Con: Increased Time to Save
It takes time to save up a down payment. Many people budget a few hundred dollars each month and patiently wait until they have enough. Focusing on paying a larger down payment can mean waiting an extra year or more before buying a home. This is time spent not building up equity, so it’s important to think about whether or not that’s worth it.
Pro: More Equity in the Home
People often forget to think about what the down payment means. When you put 5% down on your home, you “own” 5% of the home. The bank “owns” the other 95%. Paying a larger amount will increase the equity you have in your home. This is a big deal because a large portion of the monthly mortgage payment in the first years of homeownership goes toward interest, not the principal balance.
After a year of making payments, you’ll only increase your equity by a few thousand dollars even though you paid more than $10,000. The additional equity from a larger down payment could come in handy in a few years if you want to take out a home equity loan.
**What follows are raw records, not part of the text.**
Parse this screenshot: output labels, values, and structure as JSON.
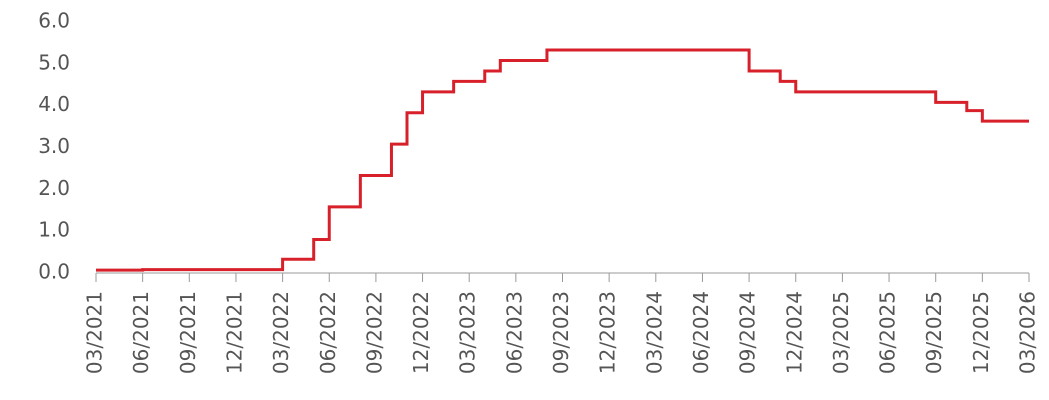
{
  "chart_data": {
    "type": "step-line",
    "x": [
      "03/2021",
      "06/2021",
      "03/2022",
      "05/2022",
      "06/2022",
      "08/2022",
      "10/2022",
      "11/2022",
      "12/2022",
      "02/2023",
      "04/2023",
      "05/2023",
      "08/2023",
      "09/2024",
      "11/2024",
      "12/2024",
      "09/2025",
      "11/2025",
      "12/2025",
      "03/2026"
    ],
    "series": [
      {
        "color": "#d7202a",
        "values": [
          0.07,
          0.08,
          0.33,
          0.8,
          1.58,
          2.33,
          3.08,
          3.83,
          4.33,
          4.58,
          4.83,
          5.08,
          5.33,
          4.83,
          4.58,
          4.33,
          4.08,
          3.88,
          3.63,
          3.63
        ]
      }
    ],
    "xlim": [
      "03/2021",
      "03/2026"
    ],
    "xticks": [
      "03/2021",
      "06/2021",
      "09/2021",
      "12/2021",
      "03/2022",
      "06/2022",
      "09/2022",
      "12/2022",
      "03/2023",
      "06/2023",
      "09/2023",
      "12/2023",
      "03/2024",
      "06/2024",
      "09/2024",
      "12/2024",
      "03/2025",
      "06/2025",
      "09/2025",
      "12/2025",
      "03/2026"
    ],
    "ylim": [
      0,
      6
    ],
    "yticks": [
      {
        "value": 0,
        "label": "0.0"
      },
      {
        "value": 1,
        "label": "1.0"
      },
      {
        "value": 2,
        "label": "2.0"
      },
      {
        "value": 3,
        "label": "3.0"
      },
      {
        "value": 4,
        "label": "4.0"
      },
      {
        "value": 5,
        "label": "5.0"
      },
      {
        "value": 6,
        "label": "6.0"
      }
    ],
    "grid": false
  }
}
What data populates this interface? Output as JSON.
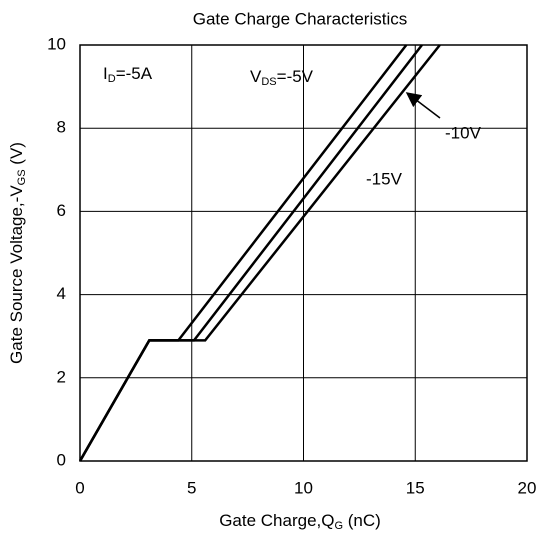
{
  "chart_data": {
    "type": "line",
    "title": "Gate Charge Characteristics",
    "x_label": {
      "text": "Gate Charge,Q",
      "sub": "G",
      "rest": " (nC)"
    },
    "y_label": {
      "text": "Gate Source Voltage,-V",
      "sub": "GS",
      "rest": " (V)"
    },
    "annotations": [
      {
        "text": "I",
        "sub": "D",
        "rest": "=-5A"
      },
      {
        "text": "V",
        "sub": "DS",
        "rest": "="
      }
    ],
    "series": [
      {
        "name": "-5V",
        "color": "#000000",
        "x": [
          0,
          3.1,
          4.4,
          14.6
        ],
        "values": [
          0,
          2.9,
          2.9,
          10
        ]
      },
      {
        "name": "-10V",
        "color": "#000000",
        "x": [
          0,
          3.1,
          5.1,
          15.3
        ],
        "values": [
          0,
          2.9,
          2.9,
          10
        ]
      },
      {
        "name": "-15V",
        "color": "#000000",
        "x": [
          0,
          3.1,
          5.6,
          16.1
        ],
        "values": [
          0,
          2.9,
          2.9,
          10
        ]
      }
    ],
    "xlim": [
      0,
      20
    ],
    "xticks": [
      0,
      5,
      10,
      15,
      20
    ],
    "ylim": [
      0,
      10
    ],
    "yticks": [
      0,
      2,
      4,
      6,
      8,
      10
    ],
    "grid": true
  }
}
Con: Money Tied Into Equity
Some people see greater equity as a negative point. When your money is tied up into something like a home, it’s hard to access it for the other things you might need or want, like a vacation or money for car repairs. You’re also not able to invest money that’s tied up in equity, though you could eventually earn returns on that money. If you prefer to have money readily available, a lower down payment may be the right choice for you.
Pro: Better Budgeting Options
If you have a lot of money saved up for your down payment, you won’t have to worry as much about keeping your home’s price within a certain budget. For instance, if you are planning a 5% down payment and you have $15,000 saved up, you’ll have to keep your home within a $300,000 budget, and that might mean making sacrifices. On the other hand, if you had $50,000 for the down payment, you could afford to put 16% down on a $300,000 home. Alternatively, you could add a $30,000 upgrade and still have 15% for your down payment.
Some people also use that extra money to pay for mortgage points. Paying points allows you to decrease the interest rate on your loan, resulting in a lower monthly payment and less interest overall. Talk to your mortgage lender about this type of option.
Con: Temptations Abound
Having that extra money could also be too tempting. Rather than use the $50,000 as a 16% down payment on a $300,000 home, you might select so many upgrades that you end up with only 10% to put down on a $500,000 home. There would be about a $1,000 difference in your mortgage payment on those two types of homes. If you have extra money, you have to be smart about using it.
Paying a larger down payment is often a good choice, but it shouldn’t be at the expense of your other finances. If you have enough money that you can afford the larger down payment while still having enough money for closing costs and a sizable emergency fund to help you weather any storms, go ahead and increase your down payment. If paying more will stretch your finances to the limit, consider sticking with the lower payment.